1. I will seek to be in a loving relationship with my Creator in all arenas of my life. As a student, I will strive to hear the voice of God in my studies. As a sister, I will strive to lift up my siblings in Christ, to pray for them, to rejoice and to mourn with them, to encourage them and, when necessary, to reproach them. As a wife, I will strive to love my husband selflessly, to submit to him as Christ would and to lead him and instruct him when my gifting better suits me for it, and to grow closer to God with him. As a TA, I will strive to make my work a ministry, lifting up my younger siblings and helping them to succeed in their studies. As an image-bearer of God, I will strive to use my abilities as a musician, photographer, and writer to glorify and praise the Lord. In all things, I will seek to be who God created me to be.

2. I will work to do justice in the world around me. I will try to consume goods that are fair-trade, locally grown, and sustainably produced. I will do my best to keep my money and my time out of the hands of the corporations that are “too big to fail” and instead seek to invest it in my community. I will stand behind and work for the oppressed and the marginalized, including women, the poor, the GLBTQ community, ethnic minorities, and others as I feel God calling me. I aim to not be a hearer of the word only, but a doer. I will not simply preach Christ, but I will, whenever I can, be the hands and feet of Jesus in this world.

3. I will strive for peace. I will try earnestly to be filled with the peace that surpasses all understanding, and to not let my anger get the best of me. I will refrain from violence as much as I am able. I will seek to see the face of Jesus in every individual, regardless of if they know God or not. I will try to open my mind to beliefs wholly different from mine and to learn from my brothers and sisters of different convictions. I will try to open my arms to any who should come near.

4. I will seek to stand up for my beliefs. I will not allow myself to be silenced when I see injustice, and I will seek to dispel all fear in these situations and be filled with the courage of Christ, both in the face of my enemy and also, my community.

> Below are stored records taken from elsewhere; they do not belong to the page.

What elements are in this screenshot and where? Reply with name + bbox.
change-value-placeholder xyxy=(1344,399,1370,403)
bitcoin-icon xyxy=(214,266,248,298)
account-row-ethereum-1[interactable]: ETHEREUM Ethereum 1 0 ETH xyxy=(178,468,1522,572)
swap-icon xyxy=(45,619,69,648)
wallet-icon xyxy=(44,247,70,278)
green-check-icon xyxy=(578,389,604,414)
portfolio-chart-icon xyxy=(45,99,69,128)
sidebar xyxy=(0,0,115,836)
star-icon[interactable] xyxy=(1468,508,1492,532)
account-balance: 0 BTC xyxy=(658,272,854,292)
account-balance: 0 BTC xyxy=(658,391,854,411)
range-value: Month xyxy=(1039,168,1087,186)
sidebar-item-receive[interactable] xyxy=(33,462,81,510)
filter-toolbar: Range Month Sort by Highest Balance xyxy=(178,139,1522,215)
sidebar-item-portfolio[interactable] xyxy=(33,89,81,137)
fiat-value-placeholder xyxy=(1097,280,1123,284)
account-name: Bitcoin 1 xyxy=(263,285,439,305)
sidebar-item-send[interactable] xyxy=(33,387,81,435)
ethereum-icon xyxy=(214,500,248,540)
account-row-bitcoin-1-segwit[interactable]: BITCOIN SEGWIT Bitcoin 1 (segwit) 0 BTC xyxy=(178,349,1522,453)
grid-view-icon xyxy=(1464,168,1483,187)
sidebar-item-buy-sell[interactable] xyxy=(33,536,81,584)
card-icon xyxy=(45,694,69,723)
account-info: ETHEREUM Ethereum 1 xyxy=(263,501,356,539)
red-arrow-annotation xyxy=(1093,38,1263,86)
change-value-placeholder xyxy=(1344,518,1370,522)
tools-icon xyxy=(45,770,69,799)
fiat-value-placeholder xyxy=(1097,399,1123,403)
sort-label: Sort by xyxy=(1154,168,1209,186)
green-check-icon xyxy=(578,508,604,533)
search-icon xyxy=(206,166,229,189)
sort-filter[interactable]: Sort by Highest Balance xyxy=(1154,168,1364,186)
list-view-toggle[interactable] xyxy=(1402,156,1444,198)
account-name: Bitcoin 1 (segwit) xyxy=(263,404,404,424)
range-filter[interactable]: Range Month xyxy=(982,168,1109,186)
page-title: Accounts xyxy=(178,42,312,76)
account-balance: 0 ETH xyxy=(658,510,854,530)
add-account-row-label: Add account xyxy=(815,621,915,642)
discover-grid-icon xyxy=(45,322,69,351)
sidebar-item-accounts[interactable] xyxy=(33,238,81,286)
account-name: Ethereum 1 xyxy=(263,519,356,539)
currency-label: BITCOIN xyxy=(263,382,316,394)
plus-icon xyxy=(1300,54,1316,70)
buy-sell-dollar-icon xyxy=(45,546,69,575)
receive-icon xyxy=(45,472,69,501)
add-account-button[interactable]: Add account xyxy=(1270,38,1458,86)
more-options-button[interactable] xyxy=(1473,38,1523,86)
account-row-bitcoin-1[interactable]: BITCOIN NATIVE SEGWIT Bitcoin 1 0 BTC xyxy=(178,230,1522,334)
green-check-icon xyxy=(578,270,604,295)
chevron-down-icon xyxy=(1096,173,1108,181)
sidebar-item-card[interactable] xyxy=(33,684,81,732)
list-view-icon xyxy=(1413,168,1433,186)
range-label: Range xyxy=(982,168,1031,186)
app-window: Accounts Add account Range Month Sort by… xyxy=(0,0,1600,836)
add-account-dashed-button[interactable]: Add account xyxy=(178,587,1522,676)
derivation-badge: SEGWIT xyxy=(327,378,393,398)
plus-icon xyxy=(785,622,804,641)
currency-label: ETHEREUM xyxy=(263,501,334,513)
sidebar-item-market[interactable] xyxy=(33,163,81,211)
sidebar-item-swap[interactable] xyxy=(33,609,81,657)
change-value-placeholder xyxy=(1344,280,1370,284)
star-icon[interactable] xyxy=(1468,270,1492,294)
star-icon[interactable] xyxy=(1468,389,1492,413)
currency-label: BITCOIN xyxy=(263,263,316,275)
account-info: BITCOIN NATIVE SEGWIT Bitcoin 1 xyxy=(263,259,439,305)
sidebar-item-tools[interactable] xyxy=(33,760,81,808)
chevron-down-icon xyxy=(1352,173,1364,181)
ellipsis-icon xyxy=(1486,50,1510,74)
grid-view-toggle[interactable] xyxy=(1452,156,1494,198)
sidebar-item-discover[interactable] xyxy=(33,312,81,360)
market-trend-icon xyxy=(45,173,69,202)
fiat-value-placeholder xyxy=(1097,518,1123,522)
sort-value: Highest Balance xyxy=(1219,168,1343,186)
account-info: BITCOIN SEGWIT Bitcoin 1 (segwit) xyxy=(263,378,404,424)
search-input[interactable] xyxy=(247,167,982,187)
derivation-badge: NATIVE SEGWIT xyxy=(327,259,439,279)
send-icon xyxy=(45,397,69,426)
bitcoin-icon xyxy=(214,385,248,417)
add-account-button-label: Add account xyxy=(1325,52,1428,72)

5. I will do my best to take care of myself. I will practice both spiritual and physical disciplines as I am able. I will eat as healthily as I can, stay active, and be aware of my body’s condition. I will try to be honest with myself and others about my mental and emotional state, and I will work to break down the facade I so often put up between me and the world. I will try to spend my time wisely, and to not waste the precious lot I have on this earth. I will strive to treat my body and mind as a dwelling place for the Holy Spirit.

6. I will seek to grow in my faith always, but to also remain like a child in the eyes of Jesus. I will strive to not be foolish in my thinking. I will look for joy and beauty in all of the created world, and to see God in it. I will seek to bless this earth and let it bless me, with my eyes fixed on the heavenly realm.

All of these I commit to, with the assistance of Christ, as my manifesto to the Lord and to the world around me. May God grant me the ability to dedicate myself to, and the humility to accept my inadequacy to always do so. In the name of Jesus, so go I.